人拐い………?思い当たるところがあった。ありすぎる。というか、拐われかけた本人ですらある。だが何故それを…。


「何故それを妾達に依頼するのじゃ。この街は冒険者にとって世界の中心だと聞いておる。それをまさか人手不足とは言うまいな?他にも適任はおるはずじゃろう」

「もっともな疑問だね。それがねぇ、行方不明者がみんな若手の冒険者なんだよ。つまり今回の人拐い集団は新人冒険者(ルーキー)狙いなのさ。だからこの件に関しては、勿論君達以外の高レベル冒険者にも依頼は出すつもりだ」


ルーキー狙い………。それで僕達なのか。狙われやすいルーキーとしての情報収集。一応アル達は新人とは言えどもレベル18だ。他の新人は平均して14レベルくらいの人が多いだろうから、まぁ頼みやすいんだろうけど。


「具体的には僕達に何が出来るとお考えですか?」

「君達は何もしなくていい。………いやすまない、言い方が悪かったね。君達は普段通りに過ごしてくれ。君達の好きにダンジョンを攻略したり、他の依頼を受けて貰って構わない。その中でもしも、何か怪しいものを見つけたり聞いたりしたら報告してくれれば良い。事の解決には他のパーティに当たらせるから」


つまりは、それとなく情報を聞いたら教えてね。ぐらいの事か。でもそんな依頼があるのか?何かしらの裏がありそうな気はする。ルイさんの爽やかな笑顔を見ながらそんな事を考えつつ、アルは返事をした。


「まぁ………そういう事なら構いませんが」







「まぁ妾達は、特に何もしなくてよいと言っておったであろう。初めての依頼であるからとて、そんなに気負うでない」


先程倒したオークからドロップした肉を【保管(ストレージ)】に入れ、短剣についた血糊を拭く。シオンは腰に手を当てて高説しているが、容姿が容姿だけにあまり威厳という物はない。


「お主。失礼な事を考えてはおるまいな?」

「いんや別に?そろそろオーク肉で一杯だ。魔力も半分まで削れてるし、切り上げよう」


保管(ストレージ)】は、最大量以上に物を入れると、量に応じて魔力量、つまり魔力最大値が一時的に減ってしまう。
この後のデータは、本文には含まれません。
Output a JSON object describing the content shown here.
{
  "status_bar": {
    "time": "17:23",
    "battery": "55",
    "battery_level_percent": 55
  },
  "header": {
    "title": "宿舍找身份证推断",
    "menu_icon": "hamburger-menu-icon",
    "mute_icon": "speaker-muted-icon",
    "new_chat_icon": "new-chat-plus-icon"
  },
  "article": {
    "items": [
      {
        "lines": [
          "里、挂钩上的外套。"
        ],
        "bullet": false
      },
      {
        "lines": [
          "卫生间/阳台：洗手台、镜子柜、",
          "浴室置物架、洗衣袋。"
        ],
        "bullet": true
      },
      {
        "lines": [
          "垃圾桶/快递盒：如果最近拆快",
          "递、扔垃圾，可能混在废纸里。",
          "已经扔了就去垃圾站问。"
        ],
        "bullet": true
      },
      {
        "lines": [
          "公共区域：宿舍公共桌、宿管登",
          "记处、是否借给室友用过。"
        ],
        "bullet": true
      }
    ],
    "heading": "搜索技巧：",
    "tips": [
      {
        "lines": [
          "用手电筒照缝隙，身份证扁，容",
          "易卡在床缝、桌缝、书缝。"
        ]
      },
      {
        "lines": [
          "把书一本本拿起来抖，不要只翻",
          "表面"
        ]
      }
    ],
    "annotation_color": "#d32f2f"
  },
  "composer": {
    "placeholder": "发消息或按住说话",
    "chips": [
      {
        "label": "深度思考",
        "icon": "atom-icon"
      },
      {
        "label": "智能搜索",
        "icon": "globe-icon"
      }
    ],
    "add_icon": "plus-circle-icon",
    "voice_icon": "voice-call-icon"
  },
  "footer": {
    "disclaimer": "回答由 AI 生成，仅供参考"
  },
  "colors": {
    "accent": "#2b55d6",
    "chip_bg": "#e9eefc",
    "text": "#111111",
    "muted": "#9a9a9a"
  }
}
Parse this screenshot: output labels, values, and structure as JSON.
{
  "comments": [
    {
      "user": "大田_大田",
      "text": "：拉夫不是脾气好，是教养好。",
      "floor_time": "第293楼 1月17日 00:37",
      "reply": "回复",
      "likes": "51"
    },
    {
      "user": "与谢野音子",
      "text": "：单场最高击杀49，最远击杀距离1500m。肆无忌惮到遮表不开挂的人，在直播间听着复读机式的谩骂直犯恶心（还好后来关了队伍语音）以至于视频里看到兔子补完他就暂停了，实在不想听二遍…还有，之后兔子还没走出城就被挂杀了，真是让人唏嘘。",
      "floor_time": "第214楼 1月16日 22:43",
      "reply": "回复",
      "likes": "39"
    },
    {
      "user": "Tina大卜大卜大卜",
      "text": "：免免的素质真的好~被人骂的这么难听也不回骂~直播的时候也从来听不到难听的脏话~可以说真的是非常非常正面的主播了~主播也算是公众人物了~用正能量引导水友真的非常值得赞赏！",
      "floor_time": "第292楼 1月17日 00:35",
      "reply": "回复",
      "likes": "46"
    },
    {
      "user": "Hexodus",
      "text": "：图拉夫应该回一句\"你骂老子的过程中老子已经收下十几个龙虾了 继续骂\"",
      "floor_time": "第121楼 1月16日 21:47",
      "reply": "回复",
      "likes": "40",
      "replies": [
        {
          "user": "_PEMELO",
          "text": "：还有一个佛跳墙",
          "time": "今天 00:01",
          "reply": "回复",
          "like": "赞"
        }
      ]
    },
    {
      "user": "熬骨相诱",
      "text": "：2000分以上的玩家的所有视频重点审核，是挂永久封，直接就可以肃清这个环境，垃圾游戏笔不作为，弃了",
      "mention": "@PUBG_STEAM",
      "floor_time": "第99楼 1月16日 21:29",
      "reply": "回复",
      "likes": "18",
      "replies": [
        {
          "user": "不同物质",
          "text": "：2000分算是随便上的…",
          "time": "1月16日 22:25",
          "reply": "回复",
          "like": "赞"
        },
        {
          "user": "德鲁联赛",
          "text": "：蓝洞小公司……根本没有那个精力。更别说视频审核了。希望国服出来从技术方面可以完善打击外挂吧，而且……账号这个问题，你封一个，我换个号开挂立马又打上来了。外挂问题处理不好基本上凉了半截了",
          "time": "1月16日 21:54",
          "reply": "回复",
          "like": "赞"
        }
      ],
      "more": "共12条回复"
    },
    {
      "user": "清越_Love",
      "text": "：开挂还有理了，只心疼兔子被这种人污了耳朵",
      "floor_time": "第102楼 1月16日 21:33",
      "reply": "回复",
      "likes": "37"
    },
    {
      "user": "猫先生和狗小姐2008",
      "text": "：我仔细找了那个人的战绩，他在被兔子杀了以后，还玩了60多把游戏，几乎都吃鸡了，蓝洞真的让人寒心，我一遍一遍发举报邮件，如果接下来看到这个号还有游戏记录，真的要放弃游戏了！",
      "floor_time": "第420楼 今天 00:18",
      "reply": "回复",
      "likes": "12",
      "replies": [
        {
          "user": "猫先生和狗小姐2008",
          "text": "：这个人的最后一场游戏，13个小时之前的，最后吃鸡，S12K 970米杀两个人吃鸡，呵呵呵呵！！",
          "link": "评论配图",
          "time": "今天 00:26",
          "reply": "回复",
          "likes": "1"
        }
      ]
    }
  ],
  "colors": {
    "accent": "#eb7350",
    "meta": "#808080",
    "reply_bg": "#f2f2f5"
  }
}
最近ではオークに対して魔力を温存しなければならない状況も無いと分かったので、魔力を削ってでもオーク肉を持ち帰る様にしていた。


今日はギルドで肉を売った後、神殿に行くつもりだ。二週間のダンジョンの成果。二人の感覚では、レベルアップしてもおかしくはないくらいの経験値を積んだはずだ。


最寄りの帰還水晶がある八層に向けて、アル達はダンジョンの奥に向かって進んでいった。